Если раньше Опалин довольно смутно представлял себе обитателей пречистенского особняка, теперь благодаря Варе он видел их, выражаясь современным языком, в трех измерениях. Конечно, от него не укрылось, что нянька относилась к Елистратовым без особой приязни – ну так прислуга редко позволяет себе заблуждаться по поводу тех, кого имеет возможность ежедневно наблюдать в домашней обстановке.
– А что вы скажете о сыновьях профессора? – спросил Опалин с любопытством.

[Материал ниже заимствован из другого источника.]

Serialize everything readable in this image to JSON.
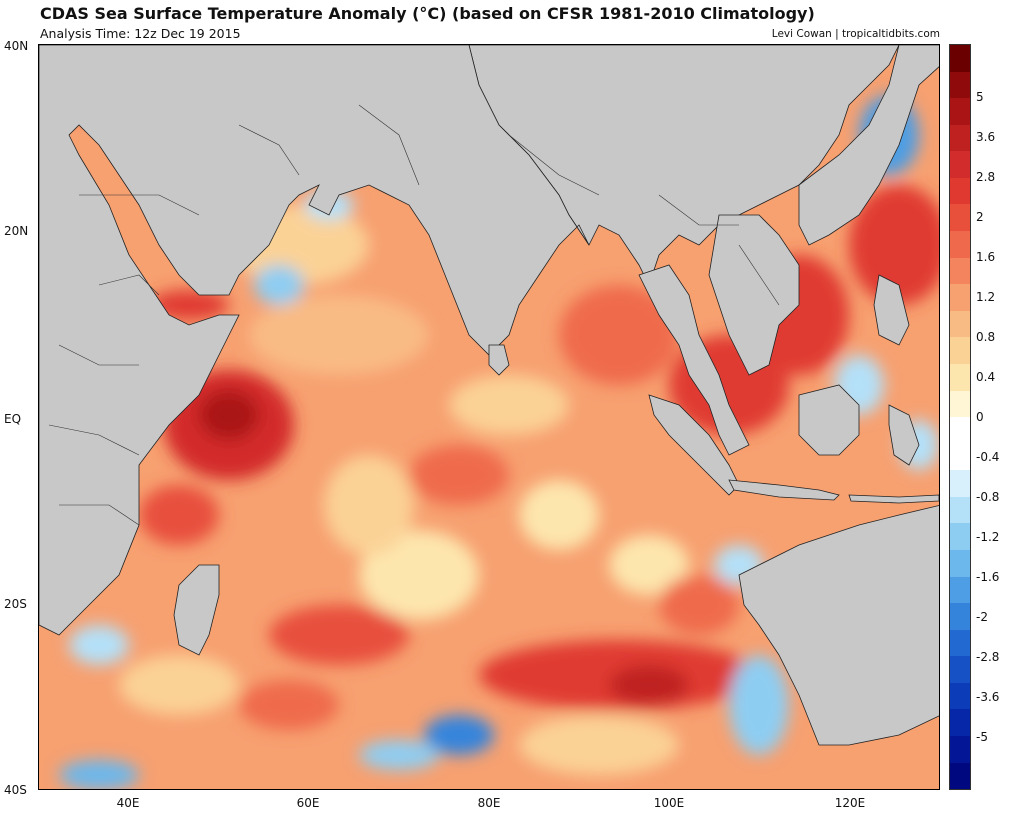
{
  "title": "CDAS Sea Surface Temperature Anomaly (°C) (based on CFSR 1981-2010 Climatology)",
  "subtitle": "Analysis Time: 12z Dec 19 2015",
  "credit": "Levi Cowan | tropicaltidbits.com",
  "lat_labels": [
    "40N",
    "20N",
    "EQ",
    "20S",
    "40S"
  ],
  "lon_labels": [
    "40E",
    "60E",
    "80E",
    "100E",
    "120E"
  ],
  "colorbar": {
    "labels": [
      "5",
      "3.6",
      "2.8",
      "2",
      "1.6",
      "1.2",
      "0.8",
      "0.4",
      "0",
      "-0.4",
      "-0.8",
      "-1.2",
      "-1.6",
      "-2",
      "-2.8",
      "-3.6",
      "-5"
    ],
    "colors": [
      "#6b0000",
      "#8f0b0b",
      "#aa1414",
      "#bf2020",
      "#d32c2c",
      "#e03a30",
      "#e8503c",
      "#ef6a4c",
      "#f4845e",
      "#f7a070",
      "#f9bb84",
      "#fbd296",
      "#fde6ad",
      "#fff6d5",
      "#ffffff",
      "#ffffff",
      "#d8f0fc",
      "#b4e0f8",
      "#8ecdf2",
      "#6cb7ec",
      "#4d9ee4",
      "#3584dc",
      "#226ad2",
      "#1652c6",
      "#0c3cb8",
      "#0628a8",
      "#021696",
      "#000880"
    ]
  },
  "map": {
    "land_color": "#c8c8c8",
    "ocean_base_color": "#f7a070",
    "region": "Indian Ocean, 30E-130E, 40S-40N"
  }
}
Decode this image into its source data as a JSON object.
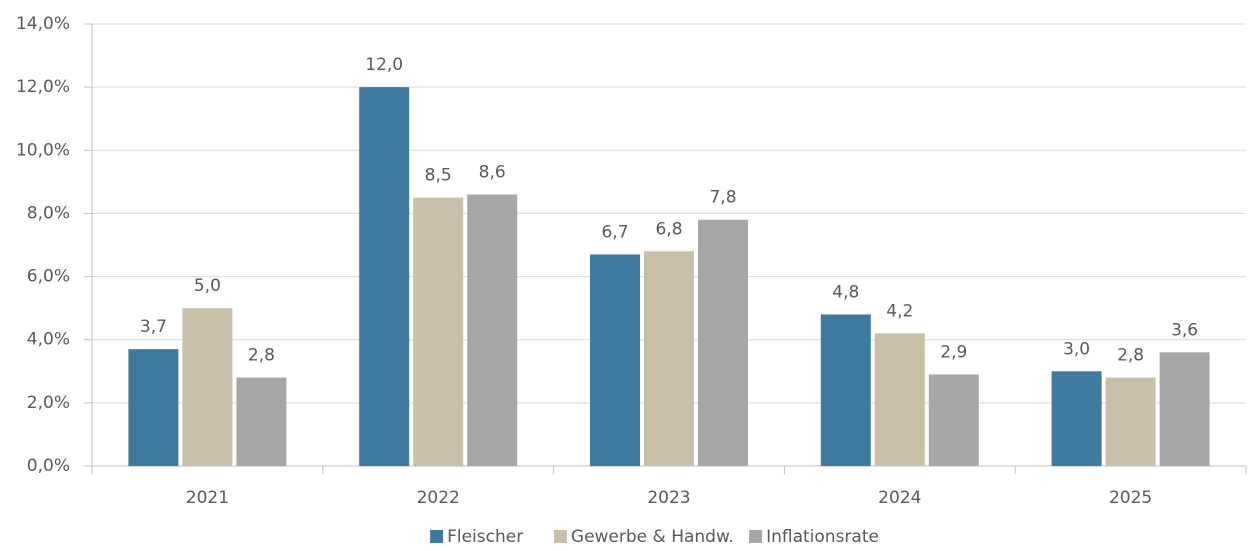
{
  "chart_data": {
    "type": "bar",
    "categories": [
      "2021",
      "2022",
      "2023",
      "2024",
      "2025"
    ],
    "series": [
      {
        "name": "Fleischer",
        "color": "#3d7a9e",
        "values": [
          3.7,
          12.0,
          6.7,
          4.8,
          3.0
        ],
        "value_labels": [
          "3,7",
          "12,0",
          "6,7",
          "4,8",
          "3,0"
        ]
      },
      {
        "name": "Gewerbe & Handw.",
        "color": "#c9bfa8",
        "values": [
          5.0,
          8.5,
          6.8,
          4.2,
          2.8
        ],
        "value_labels": [
          "5,0",
          "8,5",
          "6,8",
          "4,2",
          "2,8"
        ]
      },
      {
        "name": "Inflationsrate",
        "color": "#a6a6a6",
        "values": [
          2.8,
          8.6,
          7.8,
          2.9,
          3.6
        ],
        "value_labels": [
          "2,8",
          "8,6",
          "7,8",
          "2,9",
          "3,6"
        ]
      }
    ],
    "ylim": [
      0,
      14
    ],
    "yticks": [
      {
        "value": 0,
        "label": "0,0%"
      },
      {
        "value": 2,
        "label": "2,0%"
      },
      {
        "value": 4,
        "label": "4,0%"
      },
      {
        "value": 6,
        "label": "6,0%"
      },
      {
        "value": 8,
        "label": "8,0%"
      },
      {
        "value": 10,
        "label": "10,0%"
      },
      {
        "value": 12,
        "label": "12,0%"
      },
      {
        "value": 14,
        "label": "14,0%"
      }
    ],
    "grid": true,
    "legend": "bottom"
  }
}
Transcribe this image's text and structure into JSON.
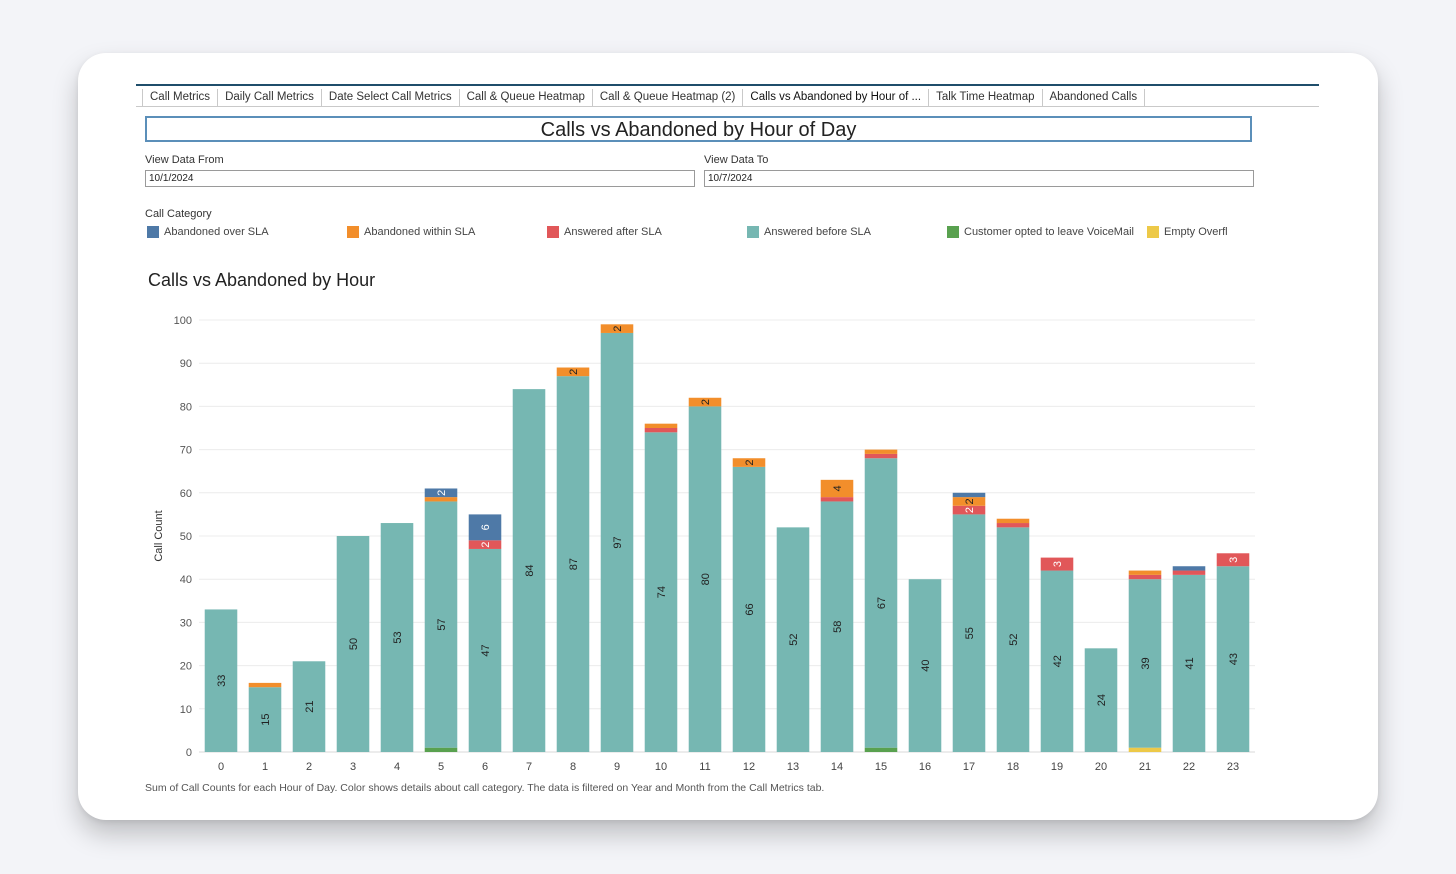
{
  "tabs": [
    {
      "label": "Call Metrics",
      "active": false
    },
    {
      "label": "Daily Call Metrics",
      "active": false
    },
    {
      "label": "Date Select Call Metrics",
      "active": false
    },
    {
      "label": "Call & Queue Heatmap",
      "active": false
    },
    {
      "label": "Call & Queue Heatmap (2)",
      "active": false
    },
    {
      "label": "Calls vs Abandoned by Hour of ...",
      "active": true
    },
    {
      "label": "Talk Time Heatmap",
      "active": false
    },
    {
      "label": "Abandoned Calls",
      "active": false
    }
  ],
  "dashboard_title": "Calls vs Abandoned by Hour of Day",
  "filters": {
    "from_label": "View Data From",
    "from_value": "10/1/2024",
    "to_label": "View Data To",
    "to_value": "10/7/2024"
  },
  "legend": {
    "title": "Call Category",
    "items": [
      {
        "label": "Abandoned over SLA",
        "color": "#4e79a7"
      },
      {
        "label": "Abandoned within SLA",
        "color": "#f28e2b"
      },
      {
        "label": "Answered after SLA",
        "color": "#e15759"
      },
      {
        "label": "Answered before SLA",
        "color": "#76b7b2"
      },
      {
        "label": "Customer opted to leave VoiceMail",
        "color": "#59a14f"
      },
      {
        "label": "Empty Overfl",
        "color": "#edc948"
      }
    ]
  },
  "footnote": "Sum of Call Counts for each Hour of Day.  Color shows details about call category. The data is filtered on Year and Month from the Call Metrics tab.",
  "chart_data": {
    "type": "bar",
    "stacked": true,
    "title": "Calls vs Abandoned by Hour",
    "ylabel": "Call Count",
    "xlabel": "",
    "ylim": [
      0,
      100
    ],
    "yticks": [
      0,
      10,
      20,
      30,
      40,
      50,
      60,
      70,
      80,
      90,
      100
    ],
    "grid": true,
    "categories": [
      "0",
      "1",
      "2",
      "3",
      "4",
      "5",
      "6",
      "7",
      "8",
      "9",
      "10",
      "11",
      "12",
      "13",
      "14",
      "15",
      "16",
      "17",
      "18",
      "19",
      "20",
      "21",
      "22",
      "23"
    ],
    "series": [
      {
        "name": "Empty Overfl",
        "color": "#edc948",
        "values": [
          0,
          0,
          0,
          0,
          0,
          0,
          0,
          0,
          0,
          0,
          0,
          0,
          0,
          0,
          0,
          0,
          0,
          0,
          0,
          0,
          0,
          1,
          0,
          0
        ]
      },
      {
        "name": "Customer opted to leave VoiceMail",
        "color": "#59a14f",
        "values": [
          0,
          0,
          0,
          0,
          0,
          1,
          0,
          0,
          0,
          0,
          0,
          0,
          0,
          0,
          0,
          1,
          0,
          0,
          0,
          0,
          0,
          0,
          0,
          0
        ]
      },
      {
        "name": "Answered before SLA",
        "color": "#76b7b2",
        "values": [
          33,
          15,
          21,
          50,
          53,
          57,
          47,
          84,
          87,
          97,
          74,
          80,
          66,
          52,
          58,
          67,
          40,
          55,
          52,
          42,
          24,
          39,
          41,
          43
        ]
      },
      {
        "name": "Answered after SLA",
        "color": "#e15759",
        "values": [
          0,
          0,
          0,
          0,
          0,
          0,
          2,
          0,
          0,
          0,
          1,
          0,
          0,
          0,
          1,
          1,
          0,
          2,
          1,
          3,
          0,
          1,
          1,
          3
        ]
      },
      {
        "name": "Abandoned within SLA",
        "color": "#f28e2b",
        "values": [
          0,
          1,
          0,
          0,
          0,
          1,
          0,
          0,
          2,
          2,
          1,
          2,
          2,
          0,
          4,
          1,
          0,
          2,
          1,
          0,
          0,
          1,
          0,
          0
        ]
      },
      {
        "name": "Abandoned over SLA",
        "color": "#4e79a7",
        "values": [
          0,
          0,
          0,
          0,
          0,
          2,
          6,
          0,
          0,
          0,
          0,
          0,
          0,
          0,
          0,
          0,
          0,
          1,
          0,
          0,
          0,
          0,
          1,
          0
        ]
      }
    ],
    "data_labels": [
      {
        "category": "0",
        "series": "Answered before SLA",
        "text": "33"
      },
      {
        "category": "1",
        "series": "Answered before SLA",
        "text": "15"
      },
      {
        "category": "2",
        "series": "Answered before SLA",
        "text": "21"
      },
      {
        "category": "3",
        "series": "Answered before SLA",
        "text": "50"
      },
      {
        "category": "4",
        "series": "Answered before SLA",
        "text": "53"
      },
      {
        "category": "5",
        "series": "Answered before SLA",
        "text": "57"
      },
      {
        "category": "5",
        "series": "Abandoned over SLA",
        "text": "2"
      },
      {
        "category": "6",
        "series": "Answered before SLA",
        "text": "47"
      },
      {
        "category": "6",
        "series": "Answered after SLA",
        "text": "2"
      },
      {
        "category": "6",
        "series": "Abandoned over SLA",
        "text": "6"
      },
      {
        "category": "7",
        "series": "Answered before SLA",
        "text": "84"
      },
      {
        "category": "8",
        "series": "Answered before SLA",
        "text": "87"
      },
      {
        "category": "8",
        "series": "Abandoned within SLA",
        "text": "2"
      },
      {
        "category": "9",
        "series": "Answered before SLA",
        "text": "97"
      },
      {
        "category": "9",
        "series": "Abandoned within SLA",
        "text": "2"
      },
      {
        "category": "10",
        "series": "Answered before SLA",
        "text": "74"
      },
      {
        "category": "11",
        "series": "Answered before SLA",
        "text": "80"
      },
      {
        "category": "11",
        "series": "Abandoned within SLA",
        "text": "2"
      },
      {
        "category": "12",
        "series": "Answered before SLA",
        "text": "66"
      },
      {
        "category": "12",
        "series": "Abandoned within SLA",
        "text": "2"
      },
      {
        "category": "13",
        "series": "Answered before SLA",
        "text": "52"
      },
      {
        "category": "14",
        "series": "Answered before SLA",
        "text": "58"
      },
      {
        "category": "14",
        "series": "Abandoned within SLA",
        "text": "4"
      },
      {
        "category": "15",
        "series": "Answered before SLA",
        "text": "67"
      },
      {
        "category": "16",
        "series": "Answered before SLA",
        "text": "40"
      },
      {
        "category": "17",
        "series": "Answered before SLA",
        "text": "55"
      },
      {
        "category": "17",
        "series": "Answered after SLA",
        "text": "2"
      },
      {
        "category": "17",
        "series": "Abandoned within SLA",
        "text": "2"
      },
      {
        "category": "18",
        "series": "Answered before SLA",
        "text": "52"
      },
      {
        "category": "19",
        "series": "Answered before SLA",
        "text": "42"
      },
      {
        "category": "19",
        "series": "Answered after SLA",
        "text": "3"
      },
      {
        "category": "20",
        "series": "Answered before SLA",
        "text": "24"
      },
      {
        "category": "21",
        "series": "Answered before SLA",
        "text": "39"
      },
      {
        "category": "22",
        "series": "Answered before SLA",
        "text": "41"
      },
      {
        "category": "23",
        "series": "Answered before SLA",
        "text": "43"
      },
      {
        "category": "23",
        "series": "Answered after SLA",
        "text": "3"
      }
    ]
  }
}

Варя метнула на него хмурый взгляд.
– Да что о них можно сказать… Контрреволюционеры они паршивые.
– Неужели?
– Конечно, контрреволюционеры. Не те, которые, знаете, в открытую гадят, а мелкие. Никогда не упускали случая сказать гадость о нашей стране, а как удача какая-нибудь, так сразу кисли. И ведь жили – не тужили, как сыр в масле катались. Но все их печалило, что теперь они вровень с народом, а не над ним. Они и надо мной измывались, потому что я вроде как из народа. Иногда так со мной обращались, как будто я ни читать, ни писать не умею… Как-то я стихи Лермонтова наизусть прочитала, так у них такие были лица, словно их собака человеческим языком заговорила.
– Варя, если вам было так сложно, почему вы не ушли оттуда? – спросил Опалин и с интересом стал ждать ответа.